Madre, the lake looks cold today.
Driving along the Lakeshore in a self-imposed exile to allow for breathing space and hot heads to cool.
It is almost two years now since I underwent surgery to have my cancerous prostate removed. As the anniversary approaches, and with the all but certain prognosis of permanent disabilities, I am something of an emotional basket-case at times. Especially in the last while.
It has been some time since I posted to this site and much has gone on. And nothing has gone on. Brooke and I have spent much time working on and travelling the boat. The Mary Mary is in Port Severn now and the debilitating and lengthy Canadian winter is upon us. One of the first snowfalls today, actually. It has stopped now and I’m sitting in a cafe on Queen St., writing a bit and waiting to go to a voice audition around the corner. For an animated series about a baby dinosaur. Sort of tele-tubbies for infant dino-philes, I guess.
The rehabilitation of my prostate area is not going well. There is still dysfunction in all the important areas and it is a constant and dreary drain on my psyche. There is also what seems to be a permanent numbness in a fist-sized chunk of my upper-thigh. I asked the doctor about it at my last post-operative inspection but he had no explanation. Together with the other problems it results in all the usual things you would expect… anxiety, too much drinking, needless arguments and a general malaise that threatens to derail a lot in my life.
(On a side-note, the last time I talked to Dr. Fleshner, he mistakenly thought that I had nerve-replacement type prostate surgery.

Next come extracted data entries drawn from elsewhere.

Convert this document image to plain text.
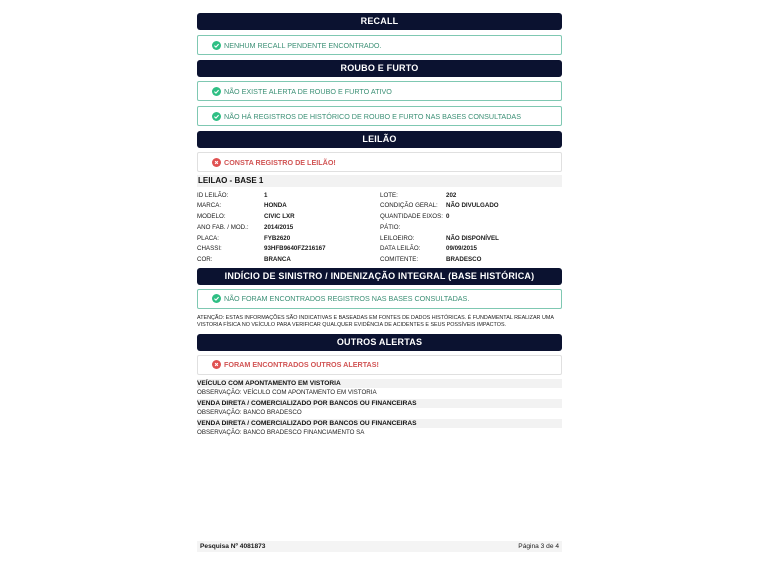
RECALL
NENHUM RECALL PENDENTE ENCONTRADO.
ROUBO E FURTO
NÃO EXISTE ALERTA DE ROUBO E FURTO ATIVO
NÃO HÁ REGISTROS DE HISTÓRICO DE ROUBO E FURTO NAS BASES CONSULTADAS
LEILÃO
CONSTA REGISTRO DE LEILÃO!
LEILAO - BASE 1
ID LEILÃO:	1	LOTE:	202
MARCA:	HONDA	CONDIÇÃO GERAL: NÃO DIVULGADO
MODELO:	CIVIC LXR	QUANTIDADE EIXOS: 0
ANO FAB. / MOD.: 2014/2015	PÁTIO:
PLACA:	FYB2620	LEILOEIRO:	NÃO DISPONÍVEL
CHASSI:	93HFB9640FZ216167	DATA LEILÃO:	09/09/2015
COR:	BRANCA	COMITENTE:	BRADESCO
INDÍCIO DE SINISTRO / INDENIZAÇÃO INTEGRAL (BASE HISTÓRICA)
NÃO FORAM ENCONTRADOS REGISTROS NAS BASES CONSULTADAS.
ATENÇÃO: ESTAS INFORMAÇÕES SÃO INDICATIVAS E BASEADAS EM FONTES DE DADOS HISTÓRICAS. É FUNDAMENTAL REALIZAR UMA VISTORIA FÍSICA NO VEÍCULO PARA VERIFICAR QUALQUER EVIDÊNCIA DE ACIDENTES E SEUS POSSÍVEIS IMPACTOS.
OUTROS ALERTAS
FORAM ENCONTRADOS OUTROS ALERTAS!
VEÍCULO COM APONTAMENTO EM VISTORIA
OBSERVAÇÃO: VEÍCULO COM APONTAMENTO EM VISTORIA
VENDA DIRETA / COMERCIALIZADO POR BANCOS OU FINANCEIRAS
OBSERVAÇÃO: BANCO BRADESCO
VENDA DIRETA / COMERCIALIZADO POR BANCOS OU FINANCEIRAS
OBSERVAÇÃO: BANCO BRADESCO FINANCIAMENTO SA
Pesquisa Nº 4081873	Página 3 de 4
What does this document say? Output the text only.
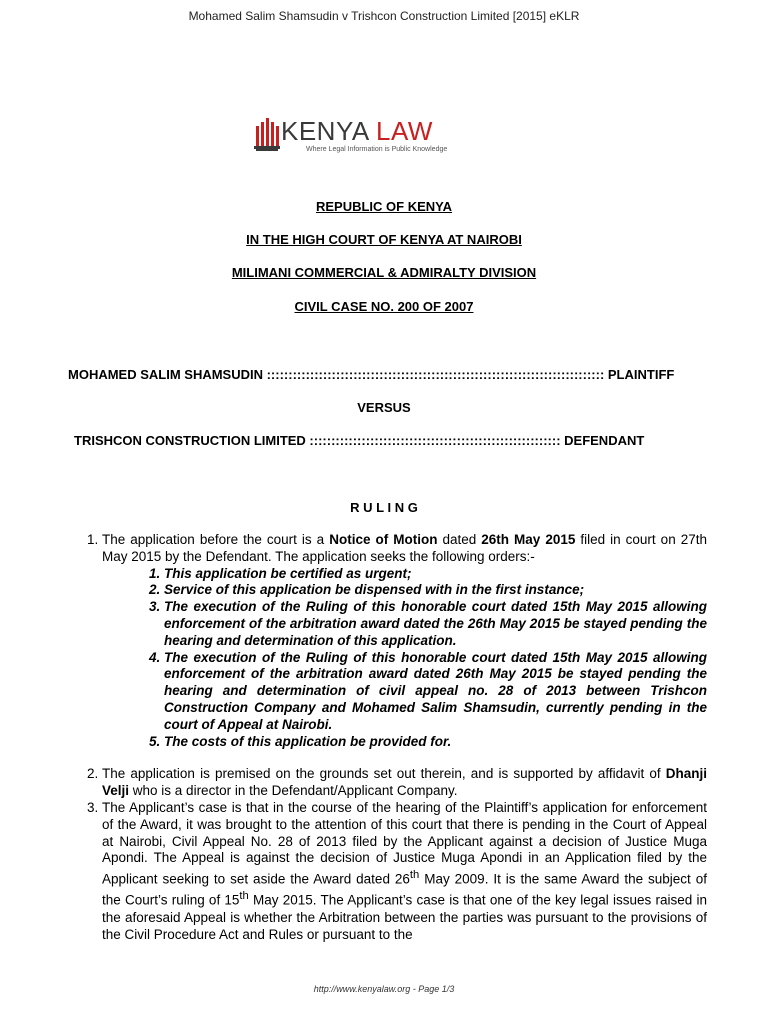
Mohamed Salim Shamsudin v Trishcon Construction Limited [2015] eKLR
KENYA LAW
Where Legal Information is Public Knowledge
REPUBLIC OF KENYA
IN THE HIGH COURT OF KENYA AT NAIROBI
MILIMANI COMMERCIAL & ADMIRALTY DIVISION
CIVIL CASE NO. 200 OF 2007
MOHAMED SALIM SHAMSUDIN :::::::::::::::::::::::::::::::::::::::::::::::::::::::::::::::::::::::::::::: PLAINTIFF
VERSUS
TRISHCON CONSTRUCTION LIMITED :::::::::::::::::::::::::::::::::::::::::::::::::::::::::: DEFENDANT
R U L I N G
1. The application before the court is a Notice of Motion dated 26th May 2015 filed in court on 27th May 2015 by the Defendant. The application seeks the following orders:-
1. This application be certified as urgent;
2. Service of this application be dispensed with in the first instance;
3. The execution of the Ruling of this honorable court dated 15th May 2015 allowing enforcement of the arbitration award dated the 26th May 2015 be stayed pending the hearing and determination of this application.
4. The execution of the Ruling of this honorable court dated 15th May 2015 allowing enforcement of the arbitration award dated 26th May 2015 be stayed pending the hearing and determination of civil appeal no. 28 of 2013 between Trishcon Construction Company and Mohamed Salim Shamsudin, currently pending in the court of Appeal at Nairobi.
5. The costs of this application be provided for.
2. The application is premised on the grounds set out therein, and is supported by affidavit of Dhanji Velji who is a director in the Defendant/Applicant Company.
3. The Applicant’s case is that in the course of the hearing of the Plaintiff’s application for enforcement of the Award, it was brought to the attention of this court that there is pending in the Court of Appeal at Nairobi, Civil Appeal No. 28 of 2013 filed by the Applicant against a decision of Justice Muga Apondi. The Appeal is against the decision of Justice Muga Apondi in an Application filed by the Applicant seeking to set aside the Award dated 26th May 2009. It is the same Award the subject of the Court’s ruling of 15th May 2015. The Applicant’s case is that one of the key legal issues raised in the aforesaid Appeal is whether the Arbitration between the parties was pursuant to the provisions of the Civil Procedure Act and Rules or pursuant to the
http://www.kenyalaw.org - Page 1/3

Whereas actually I had the nerve-‘sparing’ type. Unsuccessfully, apparently. When I mentioned this, he looked dubious and went to consult his records. When he came back he admitted that I was right. An innocent mistake probably, but still…)
I have a lot to be thankful for, of course. Life, a beautiful partner and a boat to float on (sometimes). Still, the other ‘things’ are taking their toll and life isn’t all it should be. Don’t really know what to do about it. Conventional drugs don’t seem to do the trick. At a loss, really.
I suppose if I knew then what I know now and had had a crystal ball, I would have opted for less aggressive treatment. Maybe the radiation route. I don’t know. I was scared at the time and wanted the surest method of eliminating the cancer but…
Well, spilled milk, right?
As the great and wonderful Gilda Radner said… ‘if it’s not one thing it’s another.’ Slowly but surely I am losing teeth. A bridge is going in next week to replace the two in the front that came loose and the one that was pulled beside them. Two and a half hours in the chair next Tuesday. Gotta grin…
Christmas is just around the corner and with it the good and the bad of that particularly anachronistic voyage down memory lane. Remembering the good ones and trying to ensure that this year is one of them.
Brooke and I are having a war of nerves at the moment. As in getting on them. Me getting on hers more, I suspect. She is not physically great herself right now and it looks like the problems that she has been experiencing with pain in her shoulders and arm and occasional dizziness may be down to her having what is called a cervical rib near her neck. That is an ‘extra’ rib that some people are born with that eventually can cause issues as you get older. Anyway, it is treatable with physio but it plays on her much as my problems play on me and that means we occasionally ‘play’ on each other. Since work has been slim for us both we also spend most of our time together. Usually this is fine but, well, you know.
So, a gray day despite the sunshine.